Before this little gift was come

The little owner had made haste for home;

And from the door where the eternal dwell,

Looked back on human things and smiled Farewell.

O may this grief remain the only one!

O may your house keep still a garrison

Of smiling children and forevermore

The tune of little feet be heard along the floor!

Adventures with Archbishop Cranmer

Herodian’s Greek History, Bonhams London on October 6, $19,080

Both sides of the binding, circa 1531, of Herodian’s Greek History, owned by Thomas Cranmer

Those who purchased the catalogue for the sale of the library of bookdealer Richard Hatchwell also received a copy of Adventure, a selection of his bibliographical and dealing reminiscences. Among books and special items singled out for mention was his copy of a 1529 Paris printing by Simon Colines of Herodian's Historici graeci.

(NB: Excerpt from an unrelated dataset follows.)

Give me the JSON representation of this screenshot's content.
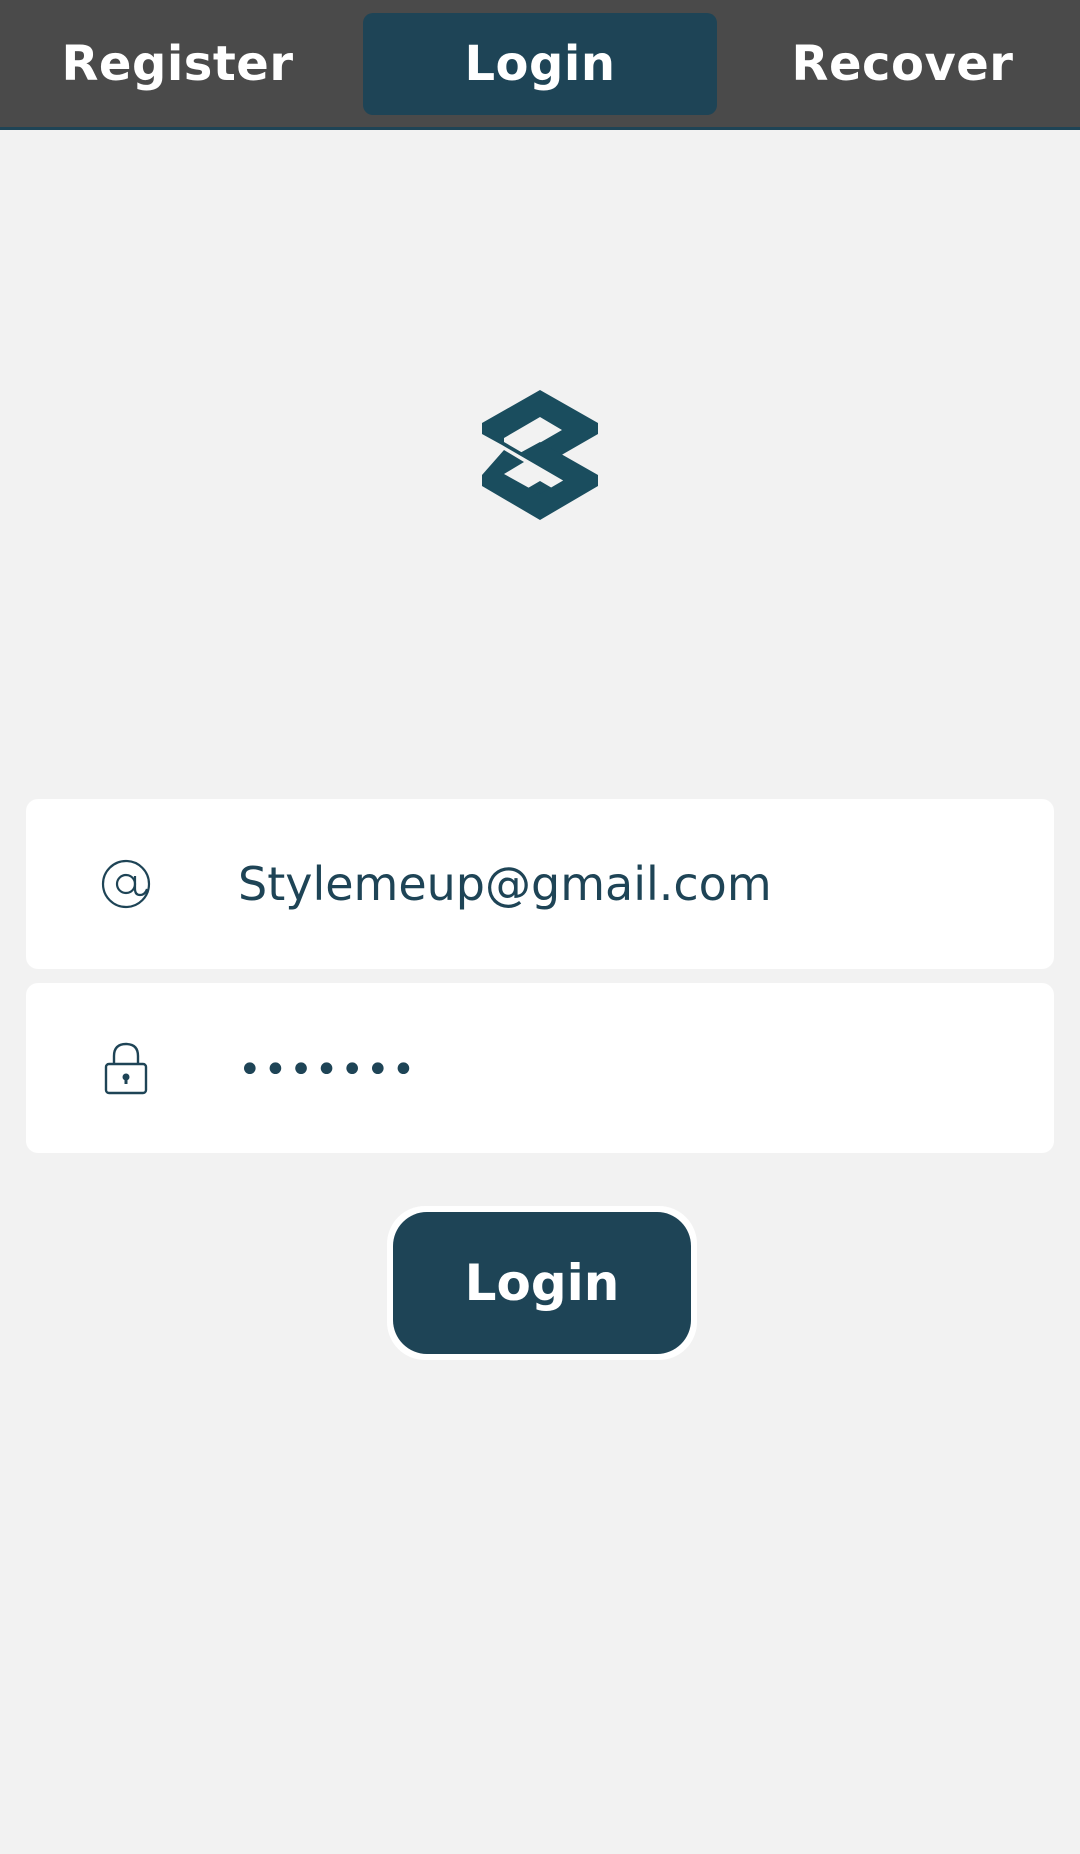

“I was shopping in Bath one morning when I remembered there was a sale at Phillips…I had a few minutes to view before the sale. There was only one lot that drew my attention, a small group of three 16th century books. Two were of no great consequence, but the third was in a good, well-preserved English stamped binding by John Reynes of London, on an edition of Herodian, Paris 1529. When I opened the book at the top of the title-page was the inscription Thomae Cantuarensis, i.e. Thomas of Canterbury, i.e. Thomas Cranmer.

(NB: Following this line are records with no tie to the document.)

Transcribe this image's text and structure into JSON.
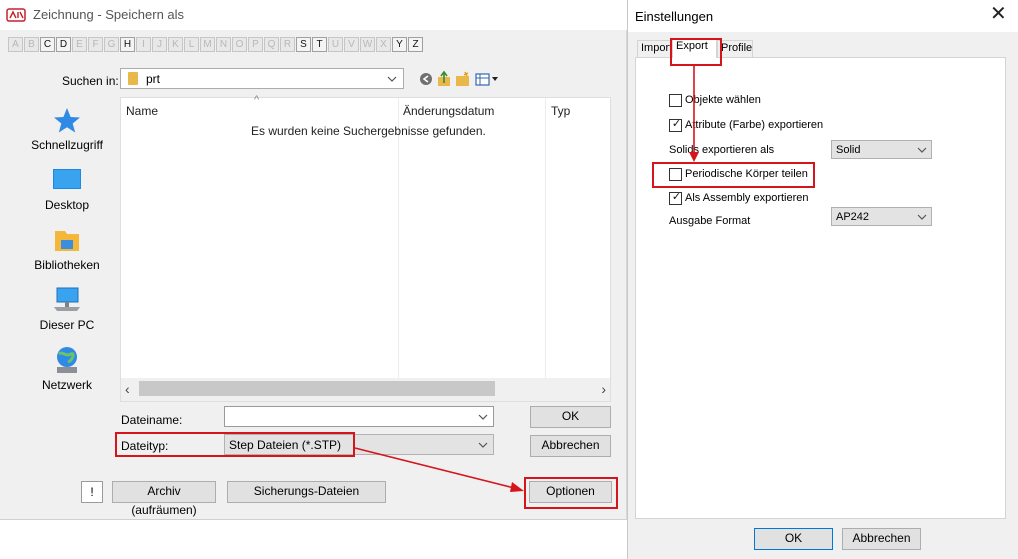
{
  "save_dialog": {
    "title": "Zeichnung - Speichern als",
    "letters": [
      {
        "t": "A",
        "on": false
      },
      {
        "t": "B",
        "on": false
      },
      {
        "t": "C",
        "on": true
      },
      {
        "t": "D",
        "on": true
      },
      {
        "t": "E",
        "on": false
      },
      {
        "t": "F",
        "on": false
      },
      {
        "t": "G",
        "on": false
      },
      {
        "t": "H",
        "on": true
      },
      {
        "t": "I",
        "on": false
      },
      {
        "t": "J",
        "on": false
      },
      {
        "t": "K",
        "on": false
      },
      {
        "t": "L",
        "on": false
      },
      {
        "t": "M",
        "on": false
      },
      {
        "t": "N",
        "on": false
      },
      {
        "t": "O",
        "on": false
      },
      {
        "t": "P",
        "on": false
      },
      {
        "t": "Q",
        "on": false
      },
      {
        "t": "R",
        "on": false
      },
      {
        "t": "S",
        "on": true
      },
      {
        "t": "T",
        "on": true
      },
      {
        "t": "U",
        "on": false
      },
      {
        "t": "V",
        "on": false
      },
      {
        "t": "W",
        "on": false
      },
      {
        "t": "X",
        "on": false
      },
      {
        "t": "Y",
        "on": true
      },
      {
        "t": "Z",
        "on": true
      }
    ],
    "lookin_label": "Suchen in:",
    "lookin_value": "prt",
    "places": [
      "Schnellzugriff",
      "Desktop",
      "Bibliotheken",
      "Dieser PC",
      "Netzwerk"
    ],
    "columns": {
      "name": "Name",
      "date": "Änderungsdatum",
      "type": "Typ"
    },
    "empty_message": "Es wurden keine Suchergebnisse gefunden.",
    "filename_label": "Dateiname:",
    "filename_value": "",
    "filetype_label": "Dateityp:",
    "filetype_value": "Step Dateien (*.STP)",
    "ok": "OK",
    "cancel": "Abbrechen",
    "options": "Optionen",
    "excl": "!",
    "archive": "Archiv (aufräumen)",
    "backup": "Sicherungs-Dateien"
  },
  "settings_dialog": {
    "title": "Einstellungen",
    "close": "✕",
    "tabs": {
      "import": "Import",
      "export": "Export",
      "profile": "Profile"
    },
    "opt_select": {
      "label": "Objekte wählen",
      "checked": false
    },
    "opt_attributes": {
      "label": "Attribute (Farbe) exportieren",
      "checked": true
    },
    "solids_label": "Solids exportieren als",
    "solids_value": "Solid",
    "opt_periodic": {
      "label": "Periodische Körper teilen",
      "checked": false
    },
    "opt_assembly": {
      "label": "Als Assembly exportieren",
      "checked": true
    },
    "format_label": "Ausgabe Format",
    "format_value": "AP242",
    "ok": "OK",
    "cancel": "Abbrechen"
  },
  "colors": {
    "annotation": "#d4161c",
    "accent": "#0078d7"
  },
  "icons": [
    "app-logo-icon",
    "folder-icon",
    "back-icon",
    "up-folder-icon",
    "new-folder-icon",
    "view-menu-icon",
    "star-icon",
    "desktop-icon",
    "library-icon",
    "pc-icon",
    "network-icon",
    "chevron-down-icon",
    "close-icon",
    "checkmark-icon"
  ]
}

Now this was not mentioned in the catalogue but I recognised it immediately as I had been in correspondence with David Selwyn not long before, concerning another book from Cranmer’s library…Fortunately nobody else noticed the inscription and I was able to buy the lot for a very modest sum.”

Few books from the library formed by Henry VIII’s Archbishop of Canterbury have survived in original bindings, and while this one is not listed in Selwyn’s 1996 study, The Library of Thomas Cranmer, he does list two others in bindings by John Reynes. The fact that the pictorial panel stamped on the lower cover is in the second state, with Katherine of Aragon’s pomegranate emblem replaced by Henry VIII’s cockerel, led Bonhams to date the binding to around 1531, when Katherine was expelled from Henry’s court. It sold to UK dealers Sims Reed at £12,000 ($19,080).

Book Burning for Beginners

Fahrenheit 451, Swann New York on October 1, $3,120 & $7,800
Firestarter, Bonhams Los Angeles & New York on October 19, $7,930

A signed trade first edition of Bradbury’s science fiction classic, Fahrenheit 451
The aluminum-coated asbestos binding of Stephen King’s Firestarter

Ray Bradbury always maintained that his science fiction classic about book burning, Fahrenheit 451, was not about government censorship, as generally believed, but was inspired by a belief that television was destroying the reading habit. But people still read Bradbury, and no one is likely to burn a first of Fahrenheit 451. In certain cases they would be effectively prevented from doing so.

Expanded from a 1951 novella called The Fireman, the book was first published by Ballantine of New York in 1953. At the Swann sale, an exceptional trade first was bid to $3,120. True, the jacket was slightly worn, soiled, and chipped, but Bradbury had both signed it and sketched a caricature of himself smiling as he is consumed by flames. The Swann sale also saw $7,800 paid for one of copies of Ballantine’s limited edition first of the same year. These special copies were illustrated by Joe Muganini and bound in a red-lettered, white asbestos-based material. Signed and inscribed, this particular copy was given to Bradbury’s longtime publisher at the Lord John Press, Herb Yellin: “For Herb, this asbestos-bound first edition of F.451 – with good wishes Ray Bradbury.”

An asbestos binding was a publishing experiment that seemed unlikely to be repeated, but in honor of the asbestos version of Bradbury’s book, the Phantasia Press produced 26 lettered copies of Stephen King’s second novel, Firestarter, bound in aluminum-coated asbestos in 1980. Copy ‘B’ at Bonhams was bid to $7,930.